Perbedaannya, akan dirasakan pada implementasi serta output yang
terjadi. Contohnya, “Bagi Erin, Vina adalah sosok sahabat yang baikkkkkk
banget. Salah satu contoh kebaikan yang udah dia lakuin malam ini adalah dia membantu Erin untuk berbohong ke mama biar Erin mendapat izin keluar malam .‘andai kalau Vina engga bilang aku belajar dirumahnya, fiks malam
minggu ini aku gagal date sama Rio. Terimakasih Vinaa’ batin Erin”
Iyaa, Vina dianggap baik oleh Erin karena perlakuan Vina yang bisa
diajak kompromi negosiasi/membantu lobbi untuk dapat izin keluar malam
hari kepada mama Erin. Padahal kalau menurut etika yang ada, Vina justru melakukan
kebohongan.
Yap sudah ada gambarannya kan...
Sesuatu yang bersifat 'relative' akan menimbulkan beragam persepsi, untuk menilainya ‘salah’ atau ‘benar’ itupun kita serta merta tidak bisa menerapkan standar penilaian salah satu indera saja, misal hanya menggunakan perasa(intuisi) atau logika (realistis) saja. Melainkan kita harus bisa memanfaatkan fungsi kedua hal tersebut untuk saling mengisi rongga.
Kembali ke poin awal, tentang melakukan apapun yang ingin kamu
lakukan dengan catatan tidak merugikan orang lain. Berbicara tentang hidup, kita sepakat bahwa kita hidup di dunia nyata dan dunia maya. Meski efek yang harusnya bisa kita jadikan prioritas adalah dunia nyata berhubung hampir sekitar 80% aktivitas dan kegiatan harian kita tahun ini adalah via virtual, dunia maya memberi dampak yg cukup besar untuk hidup kita.
Contoh :
Hari ini kamu membuat status berisikan video dakwah yang bertema ‘Jangan lupa baca Al-Kahfi’, kamu tidak menyertai caption apapun didalamnya hanya video singkat hasil re-post-an dari akun dakwah ig berdurasi 30 detik.

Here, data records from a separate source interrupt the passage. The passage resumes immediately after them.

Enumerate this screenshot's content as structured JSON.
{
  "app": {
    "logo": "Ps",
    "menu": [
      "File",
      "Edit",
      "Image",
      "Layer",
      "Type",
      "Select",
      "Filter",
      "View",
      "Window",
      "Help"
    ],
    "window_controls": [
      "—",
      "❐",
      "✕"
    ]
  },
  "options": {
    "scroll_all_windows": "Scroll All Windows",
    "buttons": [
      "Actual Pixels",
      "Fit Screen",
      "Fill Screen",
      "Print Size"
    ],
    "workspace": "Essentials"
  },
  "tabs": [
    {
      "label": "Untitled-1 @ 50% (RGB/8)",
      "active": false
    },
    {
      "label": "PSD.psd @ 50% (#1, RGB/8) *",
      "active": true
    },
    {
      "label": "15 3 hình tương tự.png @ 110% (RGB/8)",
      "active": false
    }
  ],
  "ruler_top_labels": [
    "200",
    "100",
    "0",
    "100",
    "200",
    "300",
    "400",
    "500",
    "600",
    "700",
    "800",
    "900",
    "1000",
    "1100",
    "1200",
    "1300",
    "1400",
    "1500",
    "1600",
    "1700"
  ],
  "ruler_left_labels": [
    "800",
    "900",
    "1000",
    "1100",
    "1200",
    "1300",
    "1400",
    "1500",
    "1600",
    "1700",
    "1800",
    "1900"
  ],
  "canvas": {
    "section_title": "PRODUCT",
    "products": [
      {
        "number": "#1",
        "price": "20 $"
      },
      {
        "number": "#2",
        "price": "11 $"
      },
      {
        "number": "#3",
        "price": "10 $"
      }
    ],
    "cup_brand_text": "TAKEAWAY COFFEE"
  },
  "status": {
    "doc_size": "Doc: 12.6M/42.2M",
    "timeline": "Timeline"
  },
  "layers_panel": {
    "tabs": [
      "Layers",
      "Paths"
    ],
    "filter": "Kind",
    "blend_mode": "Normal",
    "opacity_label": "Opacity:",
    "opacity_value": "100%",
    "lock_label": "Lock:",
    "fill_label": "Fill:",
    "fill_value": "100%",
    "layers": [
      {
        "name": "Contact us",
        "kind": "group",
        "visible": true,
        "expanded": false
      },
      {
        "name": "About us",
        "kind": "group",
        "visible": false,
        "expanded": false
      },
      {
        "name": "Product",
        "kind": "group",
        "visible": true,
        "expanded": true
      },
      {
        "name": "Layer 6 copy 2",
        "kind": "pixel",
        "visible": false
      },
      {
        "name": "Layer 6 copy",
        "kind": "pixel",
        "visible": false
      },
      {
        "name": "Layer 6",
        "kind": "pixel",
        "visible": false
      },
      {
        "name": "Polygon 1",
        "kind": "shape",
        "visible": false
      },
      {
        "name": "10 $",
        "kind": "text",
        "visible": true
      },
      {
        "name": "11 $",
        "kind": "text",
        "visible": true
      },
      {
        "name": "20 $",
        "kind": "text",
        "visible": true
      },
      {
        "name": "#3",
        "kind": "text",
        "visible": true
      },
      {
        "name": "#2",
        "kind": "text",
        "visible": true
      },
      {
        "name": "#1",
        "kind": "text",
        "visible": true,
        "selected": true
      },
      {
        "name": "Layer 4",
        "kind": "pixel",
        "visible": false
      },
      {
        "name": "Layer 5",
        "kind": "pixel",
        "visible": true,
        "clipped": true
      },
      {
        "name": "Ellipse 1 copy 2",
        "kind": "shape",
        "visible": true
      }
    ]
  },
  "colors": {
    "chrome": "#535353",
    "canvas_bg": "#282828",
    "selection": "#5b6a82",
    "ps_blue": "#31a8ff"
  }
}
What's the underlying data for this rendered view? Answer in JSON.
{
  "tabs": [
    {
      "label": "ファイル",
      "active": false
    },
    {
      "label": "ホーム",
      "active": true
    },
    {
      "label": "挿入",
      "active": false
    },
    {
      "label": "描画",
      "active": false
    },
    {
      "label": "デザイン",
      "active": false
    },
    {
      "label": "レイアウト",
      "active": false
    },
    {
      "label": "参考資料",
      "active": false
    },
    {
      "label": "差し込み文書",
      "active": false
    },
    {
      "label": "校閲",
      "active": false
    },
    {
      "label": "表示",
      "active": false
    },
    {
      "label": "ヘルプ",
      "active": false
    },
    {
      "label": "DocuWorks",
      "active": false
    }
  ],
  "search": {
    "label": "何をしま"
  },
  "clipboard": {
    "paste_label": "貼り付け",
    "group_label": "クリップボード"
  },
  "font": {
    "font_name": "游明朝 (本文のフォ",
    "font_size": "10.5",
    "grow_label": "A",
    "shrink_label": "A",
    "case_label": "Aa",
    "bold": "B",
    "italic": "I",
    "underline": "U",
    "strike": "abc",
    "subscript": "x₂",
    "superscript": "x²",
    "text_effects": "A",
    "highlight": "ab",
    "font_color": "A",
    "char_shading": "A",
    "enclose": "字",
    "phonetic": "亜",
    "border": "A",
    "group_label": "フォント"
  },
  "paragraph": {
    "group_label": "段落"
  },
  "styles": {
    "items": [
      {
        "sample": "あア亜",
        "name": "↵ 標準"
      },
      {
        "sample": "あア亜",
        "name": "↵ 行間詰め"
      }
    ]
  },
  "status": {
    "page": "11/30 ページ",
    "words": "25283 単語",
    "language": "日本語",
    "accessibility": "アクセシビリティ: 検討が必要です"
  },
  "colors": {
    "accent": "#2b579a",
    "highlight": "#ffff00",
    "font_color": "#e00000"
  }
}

Saat kamu membuat status resikonya statusmu akan dilihat oleh teman-teman kontakmu yg tidak diprivasikan. Saat mereka melihat statusmu, secara tidak sadar (reflek) mereka akan memberikan reaksi, andai kalian tahu bentuk dari ‘acuh’/’cuek’ pun merupakan respon yang tidak direaksikan.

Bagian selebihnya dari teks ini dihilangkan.